Duâ, güçsüzün GÜÇLÜ’yü çağırmasıdır. Kendilerini güçlü görenler (= zannedenler), kimseyi yardıma çağırmazlar. Ama GÜÇLÜ’nün gücünü (deprem, sel, yangın, boğulma ve ölüm gibi ânlarda) gördüklerinde, duâ otomatikman akıllarına gelir. 

“Denizde bir sıkıntı (= boğulma tehlikesi) size dokunduğu zaman, O’ndan başka yalvardıklarınız (tedû’) kaybolup gider. Fakat sizi karaya çıkarınca, yüz çevirirsiniz. İnsan çok nankördür.” (17/67.)

وَاِذَا مَسَّكُمُ الضُّرُّ فِي الْبَحْرِ ضَلَّ مَنْ تَدْعُونَ اِلَّٓا اِيَّاهُۚ فَلَمَّا نَجّٰيكُمْ اِلَى الْبَرِّ اَعْرَضْتُمْۜ وَكَانَ الْاِنْسَانُ كَفُوراً

Firavun da zorda kalınca, ben de iman ettim, dedi.

"İsrailoğullarını denizden geçirdik. Firavun ve ordusu, azgınlık ve düşmanlıkla (Mûsâ a.s.’ın başında olduğu) İsrailoğullarının peşlerine düştüler.
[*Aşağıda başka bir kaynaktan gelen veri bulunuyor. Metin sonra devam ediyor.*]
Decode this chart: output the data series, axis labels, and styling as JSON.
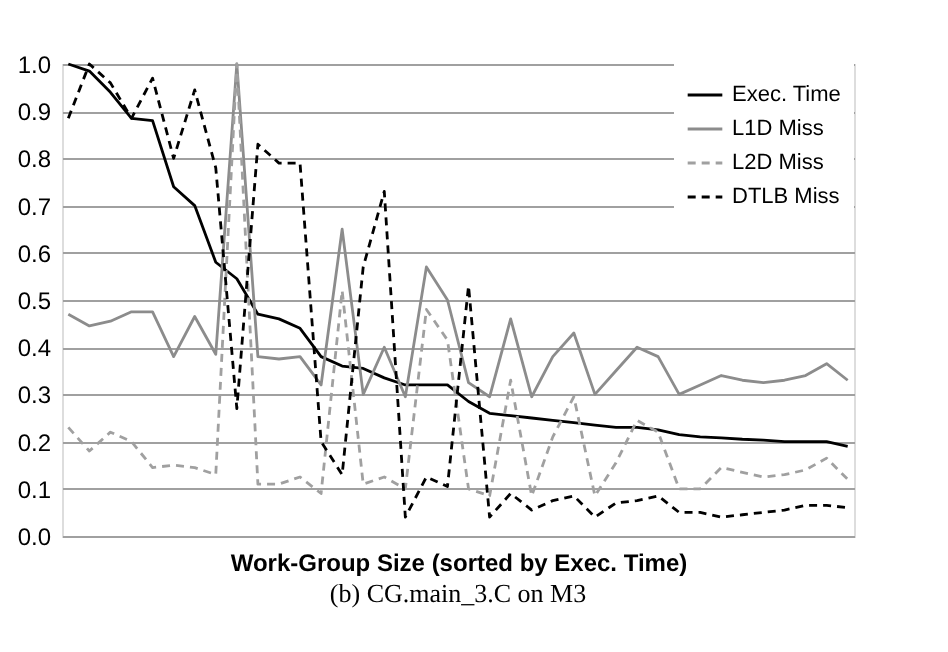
{
  "chart_data": {
    "type": "line",
    "xlabel": "Work-Group Size (sorted by Exec. Time)",
    "annotations": [
      "(b) CG.main_3.C on M3"
    ],
    "categories": [
      null,
      null,
      null,
      null,
      null,
      null,
      null,
      null,
      null,
      null,
      null,
      null,
      null,
      null,
      null,
      null,
      null,
      null,
      null,
      null,
      null,
      null,
      null,
      null,
      null,
      null,
      null,
      null,
      null,
      null,
      null,
      null,
      null,
      null,
      null,
      null,
      null,
      null
    ],
    "series": [
      {
        "name": "Exec. Time",
        "color": "#000000",
        "line_style": "solid",
        "values": [
          1.0,
          0.985,
          0.94,
          0.885,
          0.88,
          0.74,
          0.7,
          0.58,
          0.545,
          0.47,
          0.46,
          0.44,
          0.38,
          0.36,
          0.355,
          0.335,
          0.32,
          0.32,
          0.32,
          0.285,
          0.26,
          0.255,
          0.25,
          0.245,
          0.24,
          0.235,
          0.23,
          0.23,
          0.225,
          0.215,
          0.21,
          0.208,
          0.205,
          0.203,
          0.2,
          0.2,
          0.2,
          0.19
        ]
      },
      {
        "name": "L1D Miss",
        "color": "#8c8c8c",
        "line_style": "solid",
        "values": [
          0.47,
          0.445,
          0.455,
          0.475,
          0.475,
          0.38,
          0.465,
          0.385,
          1.0,
          0.38,
          0.375,
          0.38,
          0.32,
          0.65,
          0.3,
          0.4,
          0.295,
          0.57,
          0.5,
          0.325,
          0.295,
          0.46,
          0.295,
          0.38,
          0.43,
          0.3,
          0.35,
          0.4,
          0.38,
          0.3,
          0.32,
          0.34,
          0.33,
          0.325,
          0.33,
          0.34,
          0.365,
          0.33
        ]
      },
      {
        "name": "L2D Miss",
        "color": "#a0a0a0",
        "line_style": "dashed",
        "values": [
          0.23,
          0.18,
          0.22,
          0.2,
          0.145,
          0.15,
          0.145,
          0.13,
          1.0,
          0.11,
          0.11,
          0.125,
          0.09,
          0.52,
          0.11,
          0.125,
          0.1,
          0.48,
          0.415,
          0.1,
          0.085,
          0.33,
          0.085,
          0.21,
          0.295,
          0.085,
          0.155,
          0.245,
          0.22,
          0.1,
          0.1,
          0.145,
          0.135,
          0.125,
          0.13,
          0.14,
          0.165,
          0.12
        ]
      },
      {
        "name": "DTLB Miss",
        "color": "#000000",
        "line_style": "dashed",
        "values": [
          0.885,
          1.0,
          0.96,
          0.885,
          0.97,
          0.8,
          0.945,
          0.78,
          0.27,
          0.83,
          0.79,
          0.79,
          0.2,
          0.13,
          0.57,
          0.73,
          0.04,
          0.125,
          0.105,
          0.53,
          0.04,
          0.09,
          0.055,
          0.075,
          0.085,
          0.04,
          0.07,
          0.075,
          0.085,
          0.05,
          0.05,
          0.04,
          0.045,
          0.05,
          0.055,
          0.065,
          0.065,
          0.06
        ]
      }
    ],
    "ylim": [
      0,
      1.0
    ],
    "yticks": [
      {
        "value": 0,
        "label": "0.0"
      },
      0.1,
      0.2,
      0.3,
      0.4,
      0.5,
      0.6,
      0.7,
      0.8,
      0.9,
      {
        "value": 1.0,
        "label": "1.0"
      }
    ],
    "grid": "y",
    "legend": "top right",
    "tick_labels": "y"
  }
}
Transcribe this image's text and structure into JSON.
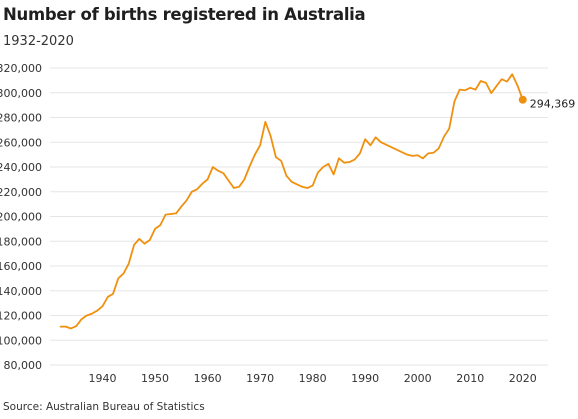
{
  "title": "Number of births registered in Australia",
  "subtitle": "1932-2020",
  "source": "Source: Australian Bureau of Statistics",
  "end_label": "294,369",
  "colors": {
    "line": "#f0900f",
    "grid": "#e6e6e6",
    "text": "#333333"
  },
  "chart_data": {
    "type": "line",
    "title": "Number of births registered in Australia",
    "subtitle": "1932-2020",
    "xlabel": "",
    "ylabel": "",
    "xlim": [
      1930,
      2021
    ],
    "ylim": [
      80000,
      320000
    ],
    "x_ticks": [
      1940,
      1950,
      1960,
      1970,
      1980,
      1990,
      2000,
      2010,
      2020
    ],
    "y_ticks": [
      80000,
      100000,
      120000,
      140000,
      160000,
      180000,
      200000,
      220000,
      240000,
      260000,
      280000,
      300000,
      320000
    ],
    "y_tick_labels": [
      "80,000",
      "100,000",
      "120,000",
      "140,000",
      "160,000",
      "180,000",
      "200,000",
      "220,000",
      "240,000",
      "260,000",
      "280,000",
      "300,000",
      "320,000"
    ],
    "grid": "horizontal",
    "legend": "none",
    "series": [
      {
        "x": [
          1932,
          1933,
          1934,
          1935,
          1936,
          1937,
          1938,
          1939,
          1940,
          1941,
          1942,
          1943,
          1944,
          1945,
          1946,
          1947,
          1948,
          1949,
          1950,
          1951,
          1952,
          1953,
          1954,
          1955,
          1956,
          1957,
          1958,
          1959,
          1960,
          1961,
          1962,
          1963,
          1964,
          1965,
          1966,
          1967,
          1968,
          1969,
          1970,
          1971,
          1972,
          1973,
          1974,
          1975,
          1976,
          1977,
          1978,
          1979,
          1980,
          1981,
          1982,
          1983,
          1984,
          1985,
          1986,
          1987,
          1988,
          1989,
          1990,
          1991,
          1992,
          1993,
          1994,
          1995,
          1996,
          1997,
          1998,
          1999,
          2000,
          2001,
          2002,
          2003,
          2004,
          2005,
          2006,
          2007,
          2008,
          2009,
          2010,
          2011,
          2012,
          2013,
          2014,
          2015,
          2016,
          2017,
          2018,
          2019,
          2020
        ],
        "values": [
          111000,
          111000,
          109500,
          111500,
          117000,
          120000,
          121500,
          124000,
          127500,
          135000,
          137500,
          150000,
          154000,
          162000,
          177000,
          182000,
          178000,
          181000,
          190000,
          193000,
          201500,
          202000,
          202500,
          208000,
          213000,
          220000,
          222000,
          226500,
          230000,
          240000,
          237000,
          235000,
          229000,
          223000,
          224000,
          230000,
          240500,
          250000,
          257500,
          276500,
          265000,
          248000,
          245000,
          233000,
          228000,
          226000,
          224000,
          223000,
          225000,
          235500,
          240000,
          242500,
          234000,
          247000,
          243500,
          244000,
          246000,
          251000,
          262500,
          257500,
          264000,
          260000,
          258000,
          256000,
          254000,
          252000,
          250000,
          249000,
          249500,
          247000,
          251000,
          251500,
          255000,
          264500,
          271000,
          293000,
          302500,
          302000,
          304000,
          302500,
          309500,
          308000,
          299700,
          305400,
          311000,
          309000,
          315000,
          305800,
          294369
        ]
      }
    ],
    "annotations": [
      {
        "x": 2020,
        "y": 294369,
        "label": "294,369"
      }
    ]
  }
}
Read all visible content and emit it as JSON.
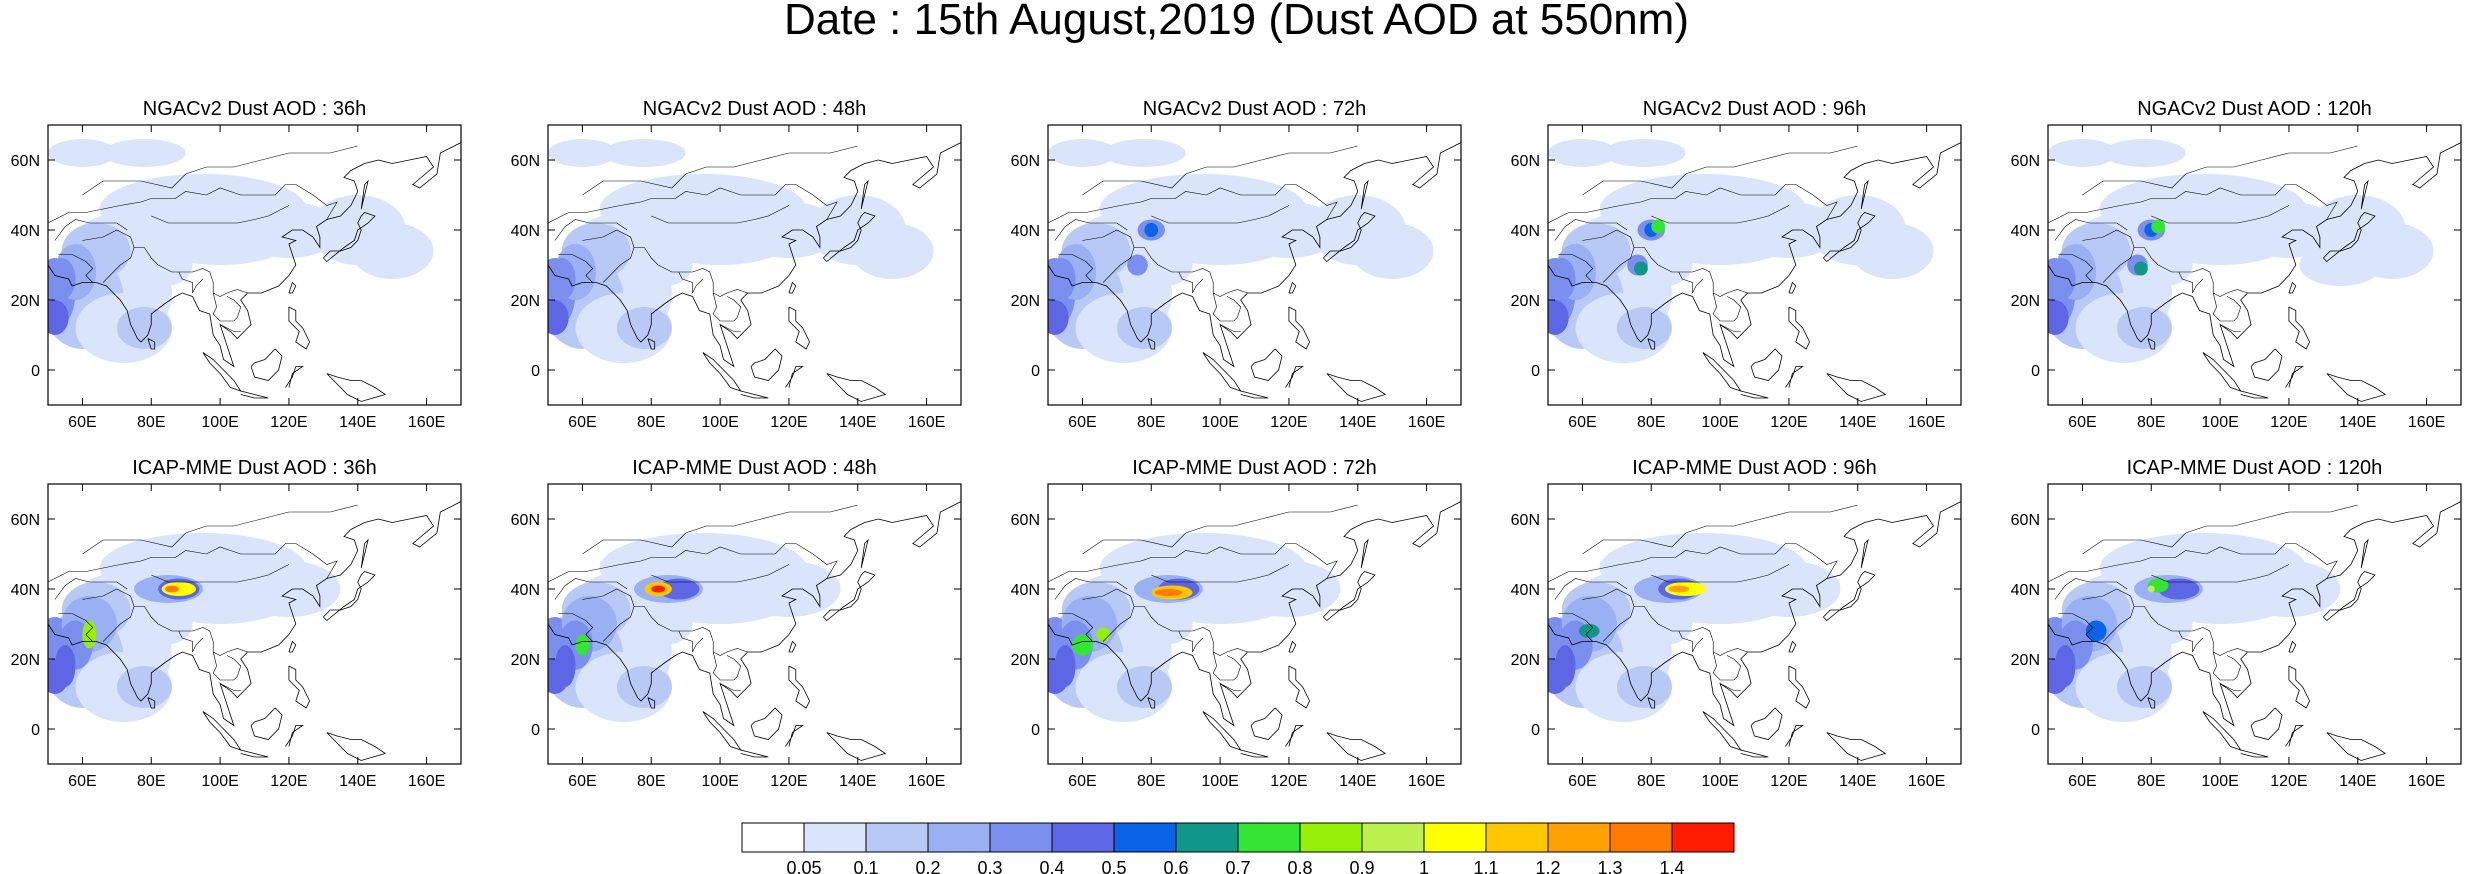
{
  "title": "Date : 15th August,2019 (Dust AOD at 550nm)",
  "map_axes": {
    "lon_ticks": [
      "60E",
      "80E",
      "100E",
      "120E",
      "140E",
      "160E"
    ],
    "lat_ticks": [
      "60N",
      "40N",
      "20N",
      "0"
    ],
    "lon_values": [
      60,
      80,
      100,
      120,
      140,
      160
    ],
    "lat_values": [
      60,
      40,
      20,
      0
    ],
    "lon_range": [
      50,
      170
    ],
    "lat_range": [
      -10,
      70
    ]
  },
  "panels": [
    {
      "title": "NGACv2 Dust AOD : 36h",
      "model": "ngac",
      "lead": 36
    },
    {
      "title": "NGACv2 Dust AOD : 48h",
      "model": "ngac",
      "lead": 48
    },
    {
      "title": "NGACv2 Dust AOD : 72h",
      "model": "ngac",
      "lead": 72
    },
    {
      "title": "NGACv2 Dust AOD : 96h",
      "model": "ngac",
      "lead": 96
    },
    {
      "title": "NGACv2 Dust AOD : 120h",
      "model": "ngac",
      "lead": 120
    },
    {
      "title": "ICAP-MME Dust AOD : 36h",
      "model": "icap",
      "lead": 36
    },
    {
      "title": "ICAP-MME Dust AOD : 48h",
      "model": "icap",
      "lead": 48
    },
    {
      "title": "ICAP-MME Dust AOD : 72h",
      "model": "icap",
      "lead": 72
    },
    {
      "title": "ICAP-MME Dust AOD : 96h",
      "model": "icap",
      "lead": 96
    },
    {
      "title": "ICAP-MME Dust AOD : 120h",
      "model": "icap",
      "lead": 120
    }
  ],
  "colorbar": {
    "labels": [
      "0.05",
      "0.1",
      "0.2",
      "0.3",
      "0.4",
      "0.5",
      "0.6",
      "0.7",
      "0.8",
      "0.9",
      "1",
      "1.1",
      "1.2",
      "1.3",
      "1.4"
    ],
    "colors": [
      "#ffffff",
      "#dae4fb",
      "#b9c9f6",
      "#99b0f3",
      "#7b90ee",
      "#5d67e6",
      "#0b63e8",
      "#119789",
      "#34e534",
      "#97ef08",
      "#bef04f",
      "#ffff00",
      "#ffc700",
      "#ffa100",
      "#ff7a00",
      "#ff1c00"
    ]
  }
}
Tam boğulmak üzereyken (Firavun) : İsrailoğullarının iman ettiği İlâh’tan (= Allah’tan) başka ilâh olmadığına (ben de) iman ettim ve (artık) ben de müslimlerdenim (= müslümanlardanım.) dedi."

وَجَاوَزْنَا بِبَن۪ٓي اِسْرَٓائ۪لَ الْبَحْرَ فَاَتْبَعَهُمْ فِرْعَوْنُ وَجُنُودُهُ بَغْياً وَعَدْواًۜ حَتّٰٓى اِذَٓا اَدْرَكَهُ الْغَرَقُۙ قَالَ اٰمَنْتُ اَنَّهُ لَٓا اِلٰهَ اِلَّا الَّـذ۪ٓي اٰمَنَتْ بِه۪ بَنُٓوا اِسْرَٓائ۪لَ وَاَنَا۬ مِنَ الْمُسْلِم۪ينَ

Allah-ü Zül- Celâl da : Elân?!. = şimdi mi?!, dedi.

“Şimdi mi?!. Oysa daha önce sen isyan etmiş ve bozgunculardan olmuştun.” (10/90-91.)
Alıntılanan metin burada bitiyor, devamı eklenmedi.